In conclusion, by focusing on the subgroup of patients with IBS-D, we confirmed previous reports from our group and others of lower microbial diversity in patients with IBS-D as compared to HCs. However, there were no significant differences between the groups in terms of diversity in the mucosa-associated niche at the recto-sigma. The causality and importance of this lower fecal microbial diversity needs further investigation.

Given the findings of increased genera Dorea and Lactobacillus and the reduction in the Faecalibacterium genus, it can be speculated that the intestinal microbial dysbiosis in IBS-D is associated with an imbalance in the ratio of detrimental to beneficial bacterial groups.

Our high-throughput sequencing analysis also identified alterations in bacterial groups not yet reported or thoroughly studied in IBS-D patients.
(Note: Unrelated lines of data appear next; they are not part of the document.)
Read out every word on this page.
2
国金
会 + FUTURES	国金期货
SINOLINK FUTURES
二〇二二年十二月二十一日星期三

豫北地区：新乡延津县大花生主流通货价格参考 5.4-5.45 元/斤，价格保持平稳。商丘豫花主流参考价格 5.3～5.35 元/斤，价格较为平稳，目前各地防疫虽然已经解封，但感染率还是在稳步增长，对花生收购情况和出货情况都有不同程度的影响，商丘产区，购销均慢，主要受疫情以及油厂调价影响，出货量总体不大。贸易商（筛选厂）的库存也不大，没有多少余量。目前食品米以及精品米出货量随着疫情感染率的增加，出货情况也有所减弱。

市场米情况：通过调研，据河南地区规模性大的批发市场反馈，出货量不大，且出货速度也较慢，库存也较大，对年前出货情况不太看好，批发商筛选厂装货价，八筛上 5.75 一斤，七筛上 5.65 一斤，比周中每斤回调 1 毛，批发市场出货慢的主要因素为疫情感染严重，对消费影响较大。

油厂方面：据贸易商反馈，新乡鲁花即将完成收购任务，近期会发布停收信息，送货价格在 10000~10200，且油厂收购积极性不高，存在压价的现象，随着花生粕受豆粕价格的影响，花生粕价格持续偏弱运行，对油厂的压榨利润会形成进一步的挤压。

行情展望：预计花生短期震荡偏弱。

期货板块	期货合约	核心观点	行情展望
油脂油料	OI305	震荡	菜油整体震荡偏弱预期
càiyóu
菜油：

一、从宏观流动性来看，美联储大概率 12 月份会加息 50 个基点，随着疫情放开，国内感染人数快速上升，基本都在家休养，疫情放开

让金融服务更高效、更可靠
The pathophysiological role of these organisms in the etiology of IBS-D remains to be determined.

The lack of significant differences between the groups in overall microbial composition by UniFrac analysis and in the relative proportions of the main bacterial phyla in both FM and MAM indicates that the enteric microbial composition were not very different in IBS-D and HC. These findings highlight the need for future studies to investigate whether IBS patients are unique in their intestinal microbiome-dependent functional activity, including the production of neurotransmitters, gas molecules or other metabolic compounds, in addition to their microbial luminal and mucosal-associated microbial composition throughout the colon and small intestine.